A_eq_2 = np.zeros((N, N ** 4), dtype=int)
for j in range(N):
A_eq_2[j, j * N**3:(j + 1)*N**3] = 1
b_eq_2 = np.ones(N, dtype=int)
b_eq_2[-1] = 0
print('Each layer connects to exactly one other node (except the last layer):')
print(A_eq_2)
print(b_eq_2)
print('\n\n')
# Each node connects to at most one other node (except the ones in the last layer).
N = N ** 2
A_ub_1 = np.zeros((N, N ** 2), dtype=int)
for j in range(N):
A_ub_1[j, j * N:j * N + N] = 1
b_ub_1 = np.ones(N, dtype=int)
b_ub_1[-1] = 0
print('Each node connects to at most one other node (except the ones in the last layer):')
print(A_ub_1)
print(b_ub_1)
print('\n\n')
# Each node respects its possible succesors (i.e. forbid all other connections).
A_eq_3 = np.zeros((N, N ** 2), dtype=int)
for j in range(N):
A_eq_3[j, j * N:j * N + N] = 1 - pc[j, :]
b_eq_3 = np.zeros(N, dtype=int)
print('Each node respects its possible succesors (i.e. forbid all other connections):')
print(A_eq_3)
print(b_eq_3)
print('\n\n')
# For the layers 1 through (N-1) each node connected to must connect to the next layer.
A_eq_4 = np.zeros((N, N ** 2), dtype=int)
for j in range(len(M), N-len(M)):
A_eq_4[j, j::N] = 1
A_eq_4[j, j*N:(j+1)*N] = -1
b_eq_4 = np.zeros(N, dtype=int)
print('For the layers 1 through (N-1) each node connected to must connect to the next layer:')
print(A_eq_4)
print(b_eq_4)
print('\n\n')
# Concatenate all constraints.
A_eq = np.concatenate([A_eq_1, A_eq_2, A_eq_3, A_eq_4])
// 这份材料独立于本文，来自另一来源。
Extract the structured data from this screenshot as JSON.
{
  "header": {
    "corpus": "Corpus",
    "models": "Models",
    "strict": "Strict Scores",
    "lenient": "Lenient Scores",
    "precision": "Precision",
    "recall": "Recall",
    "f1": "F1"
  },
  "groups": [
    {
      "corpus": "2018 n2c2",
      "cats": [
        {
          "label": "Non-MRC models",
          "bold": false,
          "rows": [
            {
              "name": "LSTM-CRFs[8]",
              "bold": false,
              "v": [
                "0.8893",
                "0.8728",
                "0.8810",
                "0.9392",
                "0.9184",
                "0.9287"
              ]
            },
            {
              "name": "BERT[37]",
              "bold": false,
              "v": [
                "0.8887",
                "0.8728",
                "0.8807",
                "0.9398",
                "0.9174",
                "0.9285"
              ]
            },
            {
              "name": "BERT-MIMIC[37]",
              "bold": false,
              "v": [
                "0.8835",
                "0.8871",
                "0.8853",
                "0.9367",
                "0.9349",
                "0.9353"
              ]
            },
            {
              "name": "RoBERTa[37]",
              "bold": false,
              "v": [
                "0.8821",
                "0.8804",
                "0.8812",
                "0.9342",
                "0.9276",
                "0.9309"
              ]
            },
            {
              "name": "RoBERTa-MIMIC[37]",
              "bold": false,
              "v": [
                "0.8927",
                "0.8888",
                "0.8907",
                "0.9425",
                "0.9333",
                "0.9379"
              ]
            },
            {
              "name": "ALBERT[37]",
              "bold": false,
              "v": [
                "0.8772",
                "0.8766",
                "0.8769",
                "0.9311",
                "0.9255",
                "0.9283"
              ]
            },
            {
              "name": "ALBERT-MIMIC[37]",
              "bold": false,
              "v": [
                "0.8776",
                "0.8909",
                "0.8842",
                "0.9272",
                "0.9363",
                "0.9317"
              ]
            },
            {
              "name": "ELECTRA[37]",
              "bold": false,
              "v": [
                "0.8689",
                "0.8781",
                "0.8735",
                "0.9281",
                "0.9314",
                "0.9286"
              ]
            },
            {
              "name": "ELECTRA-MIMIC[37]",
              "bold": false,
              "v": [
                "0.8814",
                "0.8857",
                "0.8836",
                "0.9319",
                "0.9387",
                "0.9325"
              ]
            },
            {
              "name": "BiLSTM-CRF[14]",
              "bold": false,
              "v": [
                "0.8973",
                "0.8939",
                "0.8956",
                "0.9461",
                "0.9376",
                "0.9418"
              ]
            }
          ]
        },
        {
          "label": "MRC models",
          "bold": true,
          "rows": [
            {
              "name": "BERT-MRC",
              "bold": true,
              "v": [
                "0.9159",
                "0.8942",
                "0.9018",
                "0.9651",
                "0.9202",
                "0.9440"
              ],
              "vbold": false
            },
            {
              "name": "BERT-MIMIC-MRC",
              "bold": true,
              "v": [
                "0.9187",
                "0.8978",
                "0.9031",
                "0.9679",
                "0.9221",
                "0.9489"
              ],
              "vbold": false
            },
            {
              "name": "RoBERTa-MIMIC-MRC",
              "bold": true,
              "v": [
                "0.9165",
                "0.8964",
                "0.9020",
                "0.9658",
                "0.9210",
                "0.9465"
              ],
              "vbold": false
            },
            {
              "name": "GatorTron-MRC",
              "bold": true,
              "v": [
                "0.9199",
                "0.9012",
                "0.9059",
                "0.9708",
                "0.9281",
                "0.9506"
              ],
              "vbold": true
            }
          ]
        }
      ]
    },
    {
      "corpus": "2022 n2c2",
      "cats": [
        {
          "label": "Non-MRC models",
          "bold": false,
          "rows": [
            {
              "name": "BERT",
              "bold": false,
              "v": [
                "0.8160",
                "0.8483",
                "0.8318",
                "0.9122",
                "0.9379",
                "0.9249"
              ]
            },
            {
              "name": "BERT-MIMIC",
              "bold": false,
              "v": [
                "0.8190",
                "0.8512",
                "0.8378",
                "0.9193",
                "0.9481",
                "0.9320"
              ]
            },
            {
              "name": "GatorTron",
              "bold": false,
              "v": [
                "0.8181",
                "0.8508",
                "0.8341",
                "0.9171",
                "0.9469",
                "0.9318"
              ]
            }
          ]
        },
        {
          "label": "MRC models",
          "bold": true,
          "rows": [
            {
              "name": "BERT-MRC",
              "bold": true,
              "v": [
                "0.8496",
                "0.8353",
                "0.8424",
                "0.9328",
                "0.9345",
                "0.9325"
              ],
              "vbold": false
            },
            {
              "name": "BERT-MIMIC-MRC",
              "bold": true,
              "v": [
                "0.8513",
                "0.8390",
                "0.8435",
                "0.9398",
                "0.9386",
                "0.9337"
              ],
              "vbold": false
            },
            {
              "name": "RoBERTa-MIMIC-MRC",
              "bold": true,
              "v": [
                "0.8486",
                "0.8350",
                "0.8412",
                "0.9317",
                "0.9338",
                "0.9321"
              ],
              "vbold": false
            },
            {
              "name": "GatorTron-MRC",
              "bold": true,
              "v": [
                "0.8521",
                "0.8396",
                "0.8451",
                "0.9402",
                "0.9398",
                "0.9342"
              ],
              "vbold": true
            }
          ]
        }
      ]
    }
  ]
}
b_eq = np.concatenate([b_eq_1, b_eq_2, b_eq_3, b_eq_4])
A_ub = np.concatenate([A_ub_1])
b_ub = np.concatenate([b_ub_1])
res = linprog(c.ravel(), A_ub=A_ub, b_ub=b_ub, A_eq=A_eq, b_eq=b_eq, bounds=(0, 1))
print(res.success)
print(res.x.reshape(N, N)) # Edges.
最后一个输出是结果,其格式为:
[[0. 0. 0. 1. 0. 0. 0. 0. 0.]
[0. 0. 0. 0. 0. 0. 0. 0. 0.]
[0. 0. 0. 0. 0. 0. 0. 0. 0.]
[0. 0. 0. 0. 0. 0. 1. 0. 0.]
[0. 0. 0. 0. 0. 0. 0. 0. 0.]
[0. 0. 0. 0. 0. 0. 0. 0. 0.]
[0. 0. 0. 0. 0. 0. 0. 0. 0.]
[0. 0. 0. 0. 0. 0. 0. 0. 0.]
[0. 0. 0. 0. 0. 0. 0. 0. 0.]]
这告诉我们,为了获得最小路径,我们应该将节点0(行索引)连接到节点3(列索引),以及将节点3(行索引)连接到节点6(列索引)。这表示路径(或“切片”)(1, 4, 7)。我们可以从第一行开始,然后沿图表作为边缘点来推导路径:
edges = res.x.reshape(N, N)
for i, r in enumerate(edges):
# Numerical instabilities can cause some elements to have very small values > 0.
if r.sum() > 0.5:
print('Connect {} -> {}'.format(i, r.argmax()))
path = [edges[:len(M)].ravel().argmax() // N]
while edges[path[-1]].max() > 0.5:
path.append(edges[path[-1]].argmax())
print('Path: ', path)
print('Elements: ', M.ravel()[path])
print('Path weight: ', M.ravel()[path].sum())
上面的示例代码为性能改进留出了很大的空间。例如,它将节点之间的所有可能连接视为解决方案,其缩放比例为M.size**2。尽管我们限制了可能的连接,但与通过从一开始就将其包含在问题体系结构中来对其进行约束相比,计算量仍然要大得多。这意味着我们可以只使用M.size**2 coefficients而不是2*(M.shape[0] - 1) + 3*(M.shape[1] - 2)*(M.shape[0] - 1),而M.size只能缩放为git rev-parse --show-superproject-working-tree。另外,因为我们已经在问题的体系结构中建立了这些约束,所以我们可以使用更小的约束矩阵。以上面的代码示例为基础,应该可以对其进行相应的调整。因此,在这一点上,我将总结一下,并将可能的性能改进的实现留给感兴趣的读者。
(以上实现也仅适用于平方矩阵,但是对非平方矩阵的泛化应该很简单。)
答案 3 :(得分:0)
这是递归+动态编程(DP)的问题。您可能会或可能不会使用DP,具体取决于测试用例的大小。通常在竞争性编程竞赛中会问这类问题,如果您发现测试用例超时,我建议您使用DP扩充我的代码。在解释了算法并给您代码后,我将讨论如何做。
您必须从矩阵最上一行的每个元素开始向下遍历。向下移动时,您将有三个选择:
继续使用递归遍历时,请继续添加元素。因此,对于矩阵中的每个元素,三种求和是可能的。我称它们为左和,中和和右。名称本身很直观,但是请不要在注释中提出疑问。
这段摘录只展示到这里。